Below is my immediate reaction. Player ratings and post-match podcast to follow.
- Every football fan worth their salt knows that formations are arbitrary — mere guides for the outlook of the general shape. In fact, teams will take up multiple distinct structures throughout the course of a game as they progress from their goal to the opposition’s and retreat back without the ball. Nowhere was this idea more visible than in Madrid’s match today. Real Madrid built from a back four off of goal kicks (Ivana LB) before transitioning into a 3-4-1-2 (Maite CAM). On a turnover, they would defend in a 4-4-2 (Maite RM).
- If done right, these changes can manipulate the defensive shape in ways that open lanes and cause breakdowns and manifest clean progressions towards goal. Madrid weren’t quite able to achieve that in the first half. The transition from back four to back three was confused in the initial phase. Babs and Ivana stretched incredibly wide while Rocío drifted into the center, preventing the tight, secure connections that are supposed to appear from having an extra figure in the defensive line. Buoyed by Madrid’s labored approaches into the middle third and some giveaways from Ivana, Sporting slowly pushed their line higher and higher, forcing difficult passes and baiting Babs into going long.
- Real Madrid didn’t necessarily change their shapes in the second half but came out with greater on-ball security and clarity in the middle third. They reset into their intended style, switching more frequently and using their central occupation to find wide openings on the regular. Esther kickstarted the much-improved second period with a rebound goal off of a set-piece.
- Esther continued to stay involved, making a run in behind, turning, and firing a nutmeg pass to Zornoza, benefitting Nahikari who arrived late.
Nahikari goal, Zornoza assist pic.twitter.com/kvCAMyIKpk— Hedonist (@The_Hedonist_6) December 22, 2021
- Yet it was Athenea who was maybe the star of the second forty-five minutes. After flashing brilliance in the first period, she came out of the tunnel on a different level, flying past defenders like they weren’t there to feed passes to the far side or shoot on goal herself.

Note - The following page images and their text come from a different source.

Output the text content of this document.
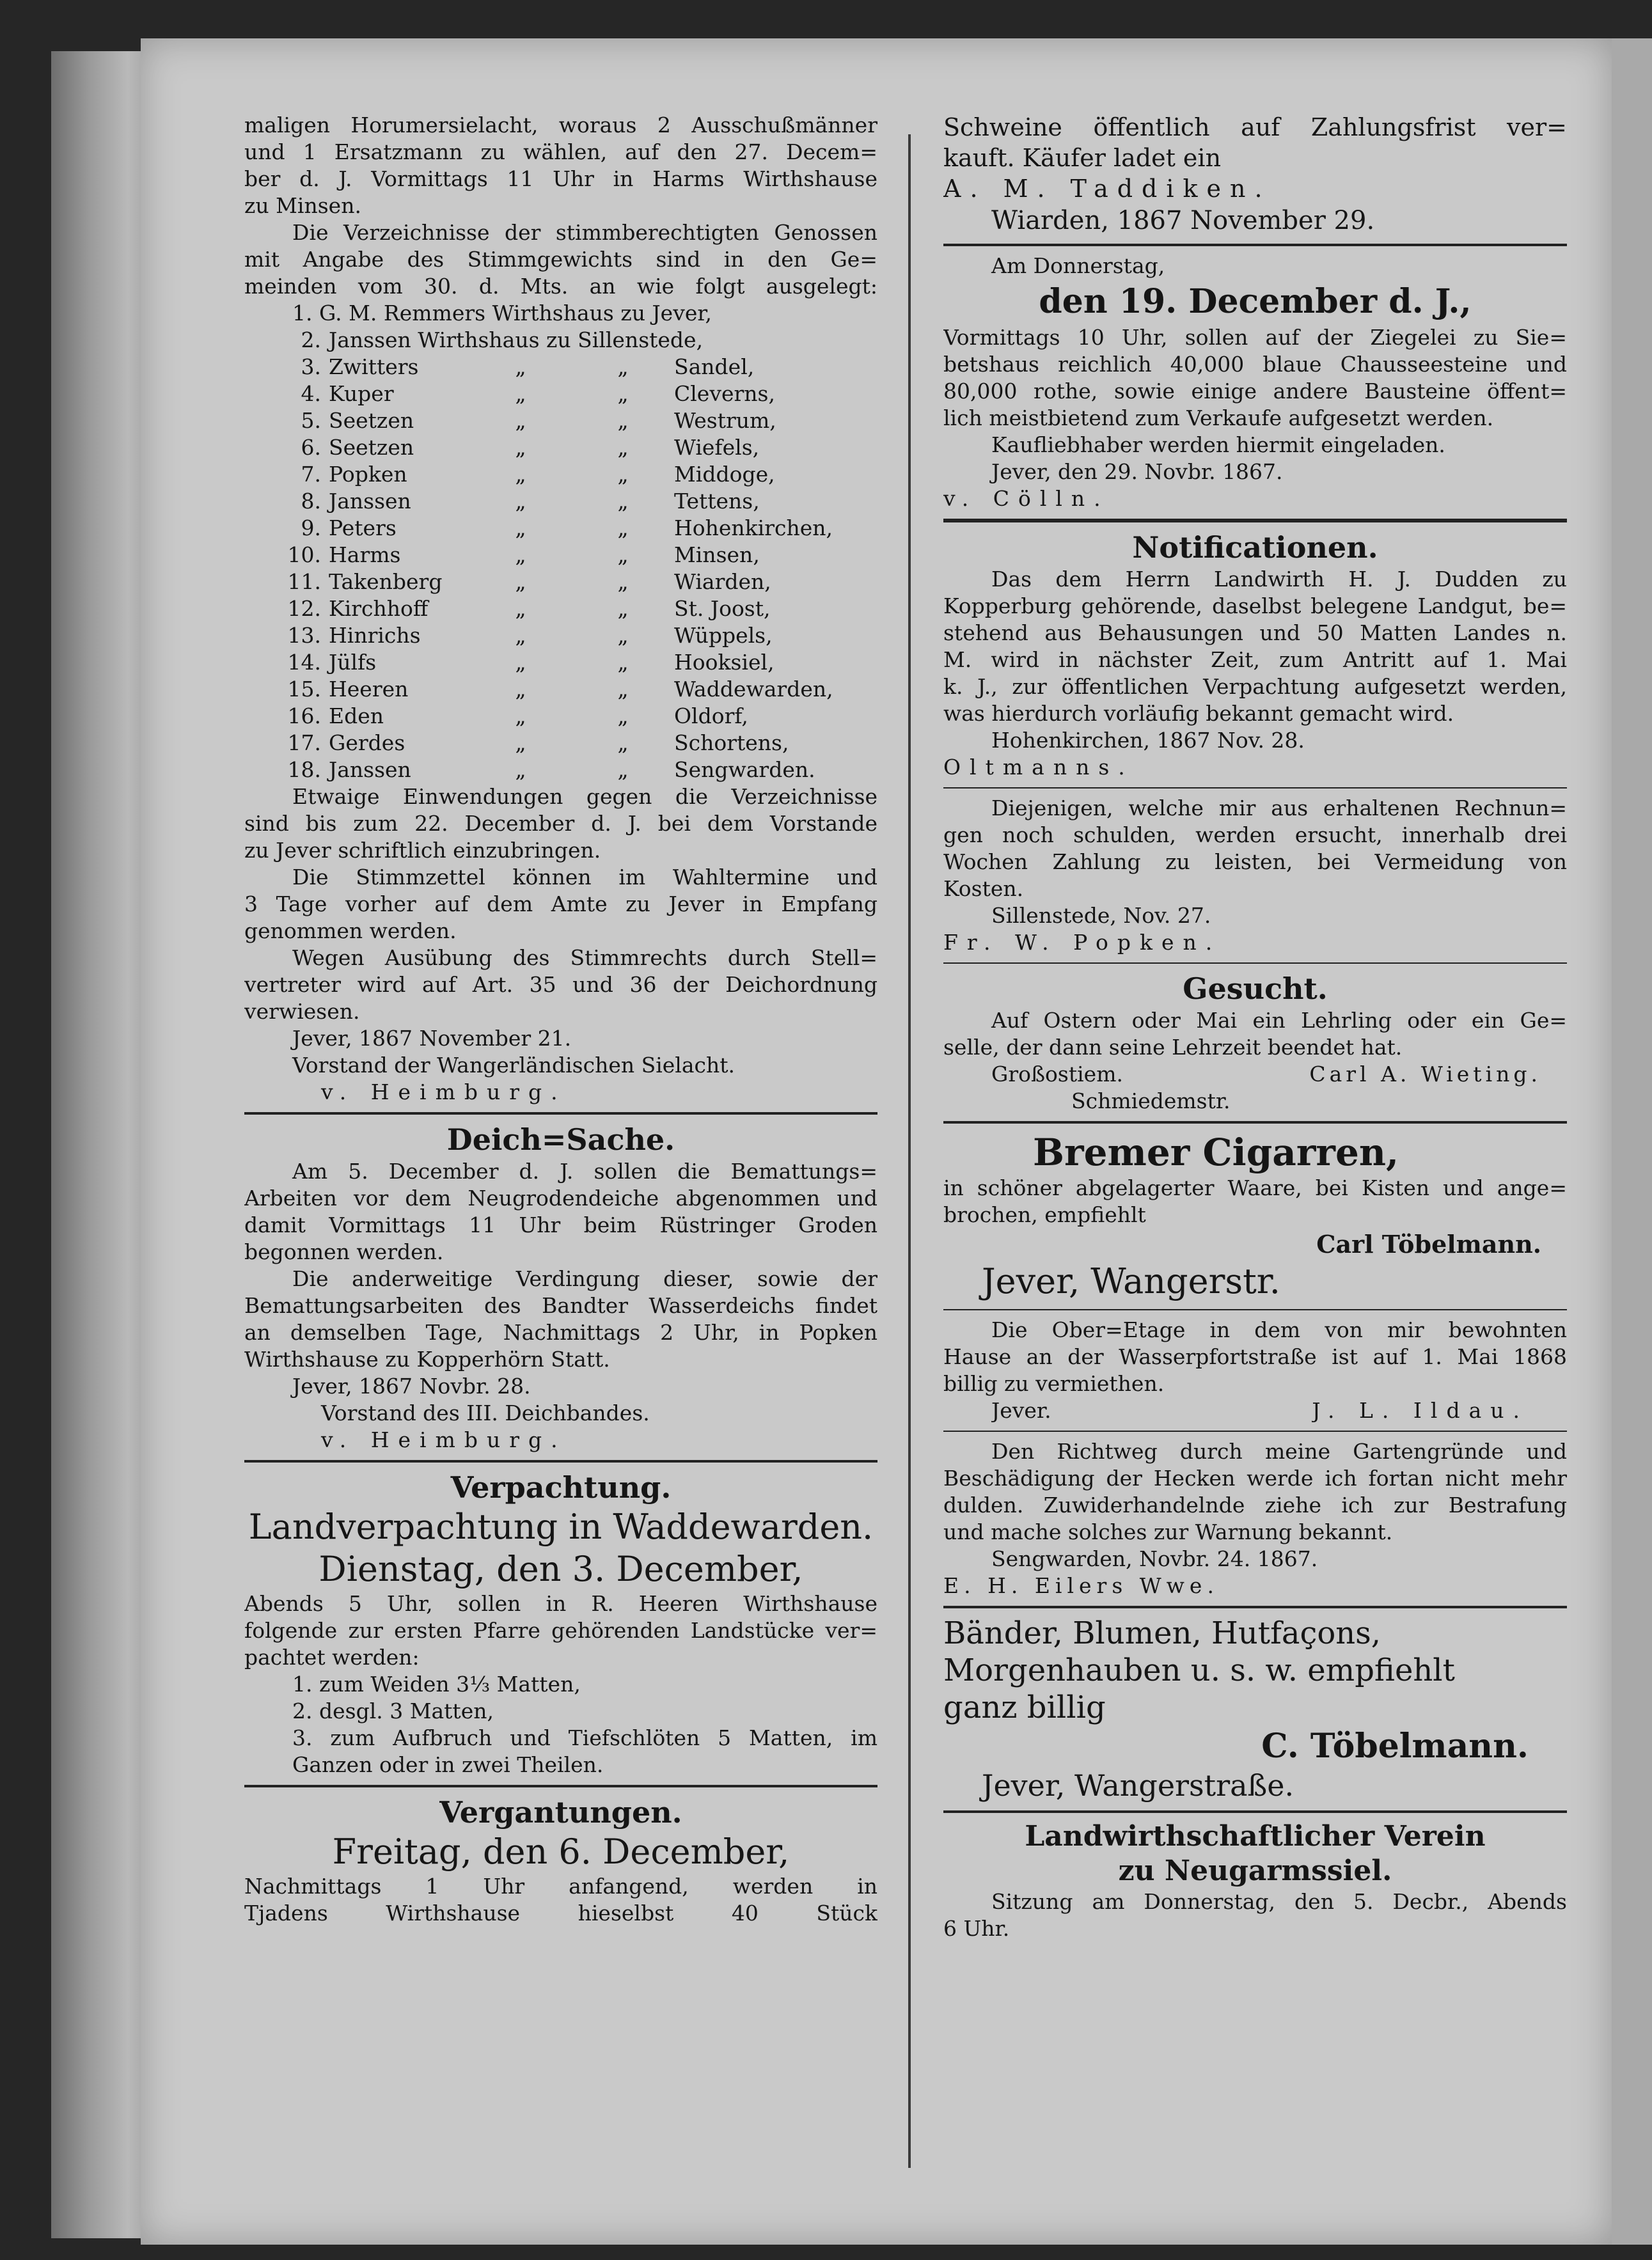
maligen Horumersielacht, woraus 2 Ausschußmänner
und 1 Ersatzmann zu wählen, auf den 27. Decem=
ber d. J. Vormittags 11 Uhr in Harms Wirthshause
zu Minsen.
Die Verzeichnisse der stimmberechtigten Genossen
mit Angabe des Stimmgewichts sind in den Ge=
meinden vom 30. d. Mts. an wie folgt ausgelegt:
1. G. M. Remmers Wirthshaus zu Jever,
2. Janssen Wirthshaus zu Sillenstede,
3. Zwitters	„	„	Sandel,
4. Kuper	„	„	Cleverns,
5. Seetzen	„	„	Westrum,
6. Seetzen	„	„	Wiefels,
7. Popken	„	„	Middoge,
8. Janssen	„	„	Tettens,
9. Peters	„	„	Hohenkirchen,
10. Harms	„	„	Minsen,
11. Takenberg	„	„	Wiarden,
12. Kirchhoff	„	„	St. Joost,
13. Hinrichs	„	„	Wüppels,
14. Jülfs	„	„	Hooksiel,
15. Heeren	„	„	Waddewarden,
16. Eden	„	„	Oldorf,
17. Gerdes	„	„	Schortens,
18. Janssen	„	„	Sengwarden.
Etwaige Einwendungen gegen die Verzeichnisse
sind bis zum 22. December d. J. bei dem Vorstande
zu Jever schriftlich einzubringen.
Die Stimmzettel können im Wahltermine und
3 Tage vorher auf dem Amte zu Jever in Empfang
genommen werden.
Wegen Ausübung des Stimmrechts durch Stell=
vertreter wird auf Art. 35 und 36 der Deichordnung
verwiesen.
Jever, 1867 November 21.
Vorstand der Wangerländischen Sielacht.
v. Heimburg.
Deich=Sache.
Am 5. December d. J. sollen die Bemattungs=
Arbeiten vor dem Neugrodendeiche abgenommen und
damit Vormittags 11 Uhr beim Rüstringer Groden
begonnen werden.
Die anderweitige Verdingung dieser, sowie der
Bemattungsarbeiten des Bandter Wasserdeichs findet
an demselben Tage, Nachmittags 2 Uhr, in Popken
Wirthshause zu Kopperhörn Statt.
Jever, 1867 Novbr. 28.
Vorstand des III. Deichbandes.
v. Heimburg.
Verpachtung.
Landverpachtung in Waddewarden.
Dienstag, den 3. December,
Abends 5 Uhr, sollen in R. Heeren Wirthshause
folgende zur ersten Pfarre gehörenden Landstücke ver=
pachtet werden:
1. zum Weiden 3⅓ Matten,
2. desgl. 3 Matten,
3. zum Aufbruch und Tiefschlöten 5 Matten, im
Ganzen oder in zwei Theilen.
Vergantungen.
Freitag, den 6. December,
Nachmittags 1 Uhr anfangend, werden in
Tjadens Wirthshause hieselbst 40 Stück
Schweine öffentlich auf Zahlungsfrist ver=
kauft. Käufer ladet ein
A. M. Taddiken.
Wiarden, 1867 November 29.
Am Donnerstag,
den 19. December d. J.,
Vormittags 10 Uhr, sollen auf der Ziegelei zu Sie=
betshaus reichlich 40,000 blaue Chausseesteine und
80,000 rothe, sowie einige andere Bausteine öffent=
lich meistbietend zum Verkaufe aufgesetzt werden.
Kaufliebhaber werden hiermit eingeladen.
Jever, den 29. Novbr. 1867.
v. Cölln.
Notificationen.
Das dem Herrn Landwirth H. J. Dudden zu
Kopperburg gehörende, daselbst belegene Landgut, be=
stehend aus Behausungen und 50 Matten Landes n.
M. wird in nächster Zeit, zum Antritt auf 1. Mai
k. J., zur öffentlichen Verpachtung aufgesetzt werden,
was hierdurch vorläufig bekannt gemacht wird.
Hohenkirchen, 1867 Nov. 28.
Oltmanns.
Diejenigen, welche mir aus erhaltenen Rechnun=
gen noch schulden, werden ersucht, innerhalb drei
Wochen Zahlung zu leisten, bei Vermeidung von
Kosten.
Sillenstede, Nov. 27.
Fr. W. Popken.
Gesucht.
Auf Ostern oder Mai ein Lehrling oder ein Ge=
selle, der dann seine Lehrzeit beendet hat.
Großostiem.	Carl A. Wieting.
Schmiedemstr.
Bremer Cigarren,
in schöner abgelagerter Waare, bei Kisten und ange=
brochen, empfiehlt
Carl Töbelmann.
Jever, Wangerstr.
Die Ober=Etage in dem von mir bewohnten
Hause an der Wasserpfortstraße ist auf 1. Mai 1868
billig zu vermiethen.
Jever.	J. L. Ildau.
Den Richtweg durch meine Gartengründe und
Beschädigung der Hecken werde ich fortan nicht mehr
dulden. Zuwiderhandelnde ziehe ich zur Bestrafung
und mache solches zur Warnung bekannt.
Sengwarden, Novbr. 24. 1867.
E. H. Eilers Wwe.
Bänder, Blumen, Hutfaçons,
Morgenhauben u. s. w. empfiehlt
ganz billig
C. Töbelmann.
Jever, Wangerstraße.
Landwirthschaftlicher Verein
zu Neugarmssiel.
Sitzung am Donnerstag, den 5. Decbr., Abends
6 Uhr.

ATHENEA WITH A STUNNING STRIKE pic.twitter.com/4sqxua7DPf— Hedonist (@The_Hedonist_6) December 22, 2021
- The controversy over Esther’s role in this side and her relationship with Nahikari will seemingly never end. Alongside Nahikari, who occupies the defensive line and makes runs in behind, Esther sees herself as the playmaker. Alongside Asllani, Esther sees herself as the striker. Esther provides value in both roles but her imperfections in the latter are much greater. For all her strength and tenacity holding the ball up, she delays the pass too frequently and tends to roam more as a rule and less as a tactical necessity. In certain moments, that can be frustrating. In others, she creates progressions that couldn’t have materialized otherwise. Yet all of this passionate discourse glosses over her very real goal contributions regardless of where she plays. An opener off of a corner and a pre-assist to help set up Nahikari are more than enough to make a player a net positive. It takes a lot for synergistic imperfections to overwhelm that.